Palillos y panderetas, which translates
to Castanets and tambourines, dates from 1982, the same year that Rodrigo
wrote Concierto para una fiesta for guitar and orchestra, among the last
great symphonic works he composed. It was commissioned by Enrique Tierno
Galván, Mayor of Madrid, to be performed at the Second “City
Clean-Up” Conference. The work’s three short movements, Prado
del Manzanares, (Madrid’s river) Pastoral and Alegre mañana,
are full of color and optimism in keeping with the ambiance suggested
by its subtitle, “Music for an imaginary tonadilla,” a tonadilla
being a one-act stage piece popular in eighteenth century Spain. This
is another example of Rodrigo’s love of the music and culture of
earlier times; in this case the traditions of old Madrid as depicted in
the colorful majas and majos, often represented in the paintings by Goya.
Its first performance was November 10, 1982 in Madrid. The dedication
reads: to “Madrid, villa y corte.” —Notes courtesy of
the Victoria and Joaquín Rodrigo Foundation Rodrigo’s Concierto
de Aranjuez is certainly the most popular guitar concerto. Its unique,
colorful style and melodic inspiration have rightly made it one of the
most loved concertos for any instrument. Joaquin Rodrigo was born in Spain
in 1901. Blind from the age of three, he learned music in his homeland
province of Valencia until 1927, when he began a five-year period of study
in Paris with Paul Dukas. The French impressionism of Dukas and the Spanish
nationalism of his compatriot, Manuel de Falla, were to remain strong
influences in Rodrigo’s music, which has its own distinctive style
of dissonant elegance.
Concierto de Aranjuez was composed
in 1939 and takes its inspiration from the royal town of Aranjuez at the
turn of the 18th century. The alternation between two and three beat measures
gives vitality to the outer movements. The middle movement is memorable
with its famous melody first heard from the English horn.
JOHANNES BRAHMS
b Hamburg, May 7, 1833
d Vienna, April 3, 1897
To Brahms, the notion of being “the
true successor to Beethoven” presented an awesome responsibility.

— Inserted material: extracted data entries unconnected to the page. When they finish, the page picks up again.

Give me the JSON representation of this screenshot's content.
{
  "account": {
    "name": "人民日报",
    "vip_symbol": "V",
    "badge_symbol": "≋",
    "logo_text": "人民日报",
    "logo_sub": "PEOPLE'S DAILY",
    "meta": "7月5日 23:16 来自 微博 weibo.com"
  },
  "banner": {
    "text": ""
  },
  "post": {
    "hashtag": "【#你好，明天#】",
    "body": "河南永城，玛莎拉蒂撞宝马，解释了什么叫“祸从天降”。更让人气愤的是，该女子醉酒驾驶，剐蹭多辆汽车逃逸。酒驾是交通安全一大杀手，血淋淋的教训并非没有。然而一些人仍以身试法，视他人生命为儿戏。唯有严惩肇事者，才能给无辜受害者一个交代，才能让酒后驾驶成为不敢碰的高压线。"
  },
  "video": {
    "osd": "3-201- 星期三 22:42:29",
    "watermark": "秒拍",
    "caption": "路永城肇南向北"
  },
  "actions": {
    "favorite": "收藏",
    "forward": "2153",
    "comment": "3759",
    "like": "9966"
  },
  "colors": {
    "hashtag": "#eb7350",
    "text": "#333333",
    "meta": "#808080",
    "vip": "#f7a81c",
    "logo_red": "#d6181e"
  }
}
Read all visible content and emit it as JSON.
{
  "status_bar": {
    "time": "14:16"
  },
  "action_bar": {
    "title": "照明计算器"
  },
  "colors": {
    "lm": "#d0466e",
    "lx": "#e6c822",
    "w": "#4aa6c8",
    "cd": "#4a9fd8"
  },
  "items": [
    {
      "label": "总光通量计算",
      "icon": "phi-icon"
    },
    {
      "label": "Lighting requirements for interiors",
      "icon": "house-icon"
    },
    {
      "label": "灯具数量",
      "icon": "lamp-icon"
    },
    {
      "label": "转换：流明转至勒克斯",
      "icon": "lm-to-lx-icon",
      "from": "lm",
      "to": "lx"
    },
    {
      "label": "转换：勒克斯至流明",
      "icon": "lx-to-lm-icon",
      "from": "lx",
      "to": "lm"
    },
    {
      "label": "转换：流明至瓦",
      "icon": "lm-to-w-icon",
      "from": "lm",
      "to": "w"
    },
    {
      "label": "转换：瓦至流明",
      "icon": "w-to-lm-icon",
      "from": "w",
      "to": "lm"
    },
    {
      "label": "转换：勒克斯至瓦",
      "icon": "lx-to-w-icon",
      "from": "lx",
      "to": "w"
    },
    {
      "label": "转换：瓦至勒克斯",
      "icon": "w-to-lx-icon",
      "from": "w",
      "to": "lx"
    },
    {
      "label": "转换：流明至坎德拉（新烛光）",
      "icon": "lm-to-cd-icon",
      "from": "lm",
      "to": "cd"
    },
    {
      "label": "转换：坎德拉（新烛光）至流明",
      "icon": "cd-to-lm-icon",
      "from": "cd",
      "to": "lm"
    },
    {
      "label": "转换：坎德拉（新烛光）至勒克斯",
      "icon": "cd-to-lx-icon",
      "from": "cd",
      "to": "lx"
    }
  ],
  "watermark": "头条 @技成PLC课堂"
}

After Schumann’s death, he moved to Vienna, also Beethoven’s
home city, where he spent the rest of his life composing, conducting and
occasionally appearing as concert pianist. He prepared for composing symphonies
by writing various concertos, chamber music, the Serenades, and the Haydn
Variations. It was not until 1876, when he was in his mid-forties, that
he composed his first symphony. After which, three other superb symphonies
followed.
Brahms’ Fourth Symphony was composed
during the summers of 1884 and 1885 in the tiny Alpine town of Mürzzuschlag,
where the summer is very brief. Always very self-critical, Brahms was
especially anxious about the success of his last symphony. He sent an
early draft to his dear friend, Elisabeth von Herzogenberg, and when her
response was not immediately forthcoming, he impatiently (and falsely)
figured her opinion to be negative. Indeed, the first performance in Vienna
on October 25, 1885, with Brahms conducting, received a mixed audience
response; however, even in Vienna, it gradually took hold. At the last
orchestra concert that Brahms heard on March 7, 1897, just a month before
his death, the Fourth Symphony met with tumultuous applause, demanding
the frail, teary-eyed Brahms to come forth in his box to receive the ovation
after each movement. He had suffered a terrible blow the year before when
his dearest friend, Clara Schumann died. He never recovered from that
shock and a chill he caught at her burial aggravated a long-standing cancer
of the liver which killed him. This symphony remains as one of the truly
great masterpieces in the symphonic repertoire.